SCOTUS asked, again, to hear appeal of praying coach


A football coach fired for kneeling after home games is appealing to the U.S. Supreme Court for a second time, where some justices expressed concern over the case in 2019 but declined to hear it.

SCOTUS asked, again, to hear appeal of praying coach

A high school football coach whose post-game prayers ignited a national debate is asking the U.S. Supreme Court to hear his First Amendment appeal after losing case after case in the federal courts.

The legal fight by coach Joe Kennedy, which dates back to 2015, has been up and down the court system ever since the Bremerton High assistant coach was warned by the district superintendent to stop kneeling after home games and was fired when he refused to do so.

Kennedy, who is represented by First Liberty Institute, filed a religious discrimination complaint with the EEOC after he was fired, and his case has been ongoing ever since.

According to First Liberty, it has now filed a second appeal to the nation’s highest court, where the justices refused to hear the case in 2019. At the time, however, four conservative justices expressed concern in written opinions over the 9th Circuit decision.

It takes four of nine justices to accept to hear a case so those concerns from two years ago likely give hope to Kennedy that his case will finally be heard this time after the justices declined to do so at the time.  

Earlier this year, a three-judge panel at the 9th Circuit Court of Appeals sided with the school district. The full 9th Circuit declined to review that decision over the dissenting opinions of eleven judges.

In its petition to the U.S. Supreme Court, Kennedy's attorneys maintain the 9th Circuit reached a “stunning conclusion” that the Bremerton school district had a “constitutional duty” to prohibit the coach from praying on the basis the district was violating the Establishment Clause if Kennedy, a school employee, was allowed to kneel before the public.

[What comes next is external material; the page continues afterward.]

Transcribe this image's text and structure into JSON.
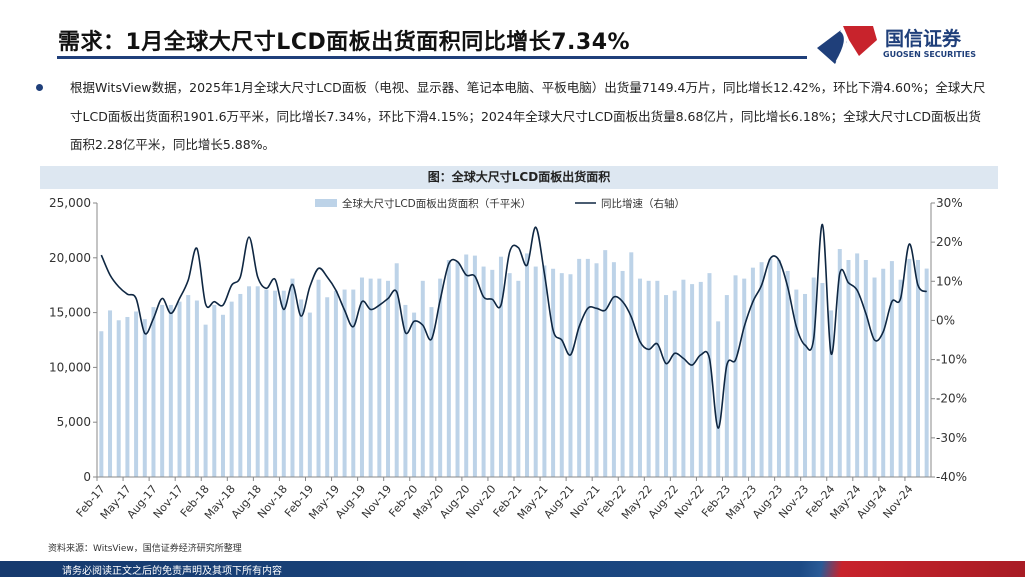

“Adding insult to constitutional injury,” the First Liberty appeal states, “the Ninth Circuit created the ultimate chilling effect by making clear that, in its view, Kennedy had no one to blame but himself for the loss of his First Amendment rights because he purportedly sought to vindicate them in too 'pugilistic' a fashion."

"No American should be forced to choose between their faith and the job they love," Kelly Shackelford, chief counsel at First Liberty, tells American Family News.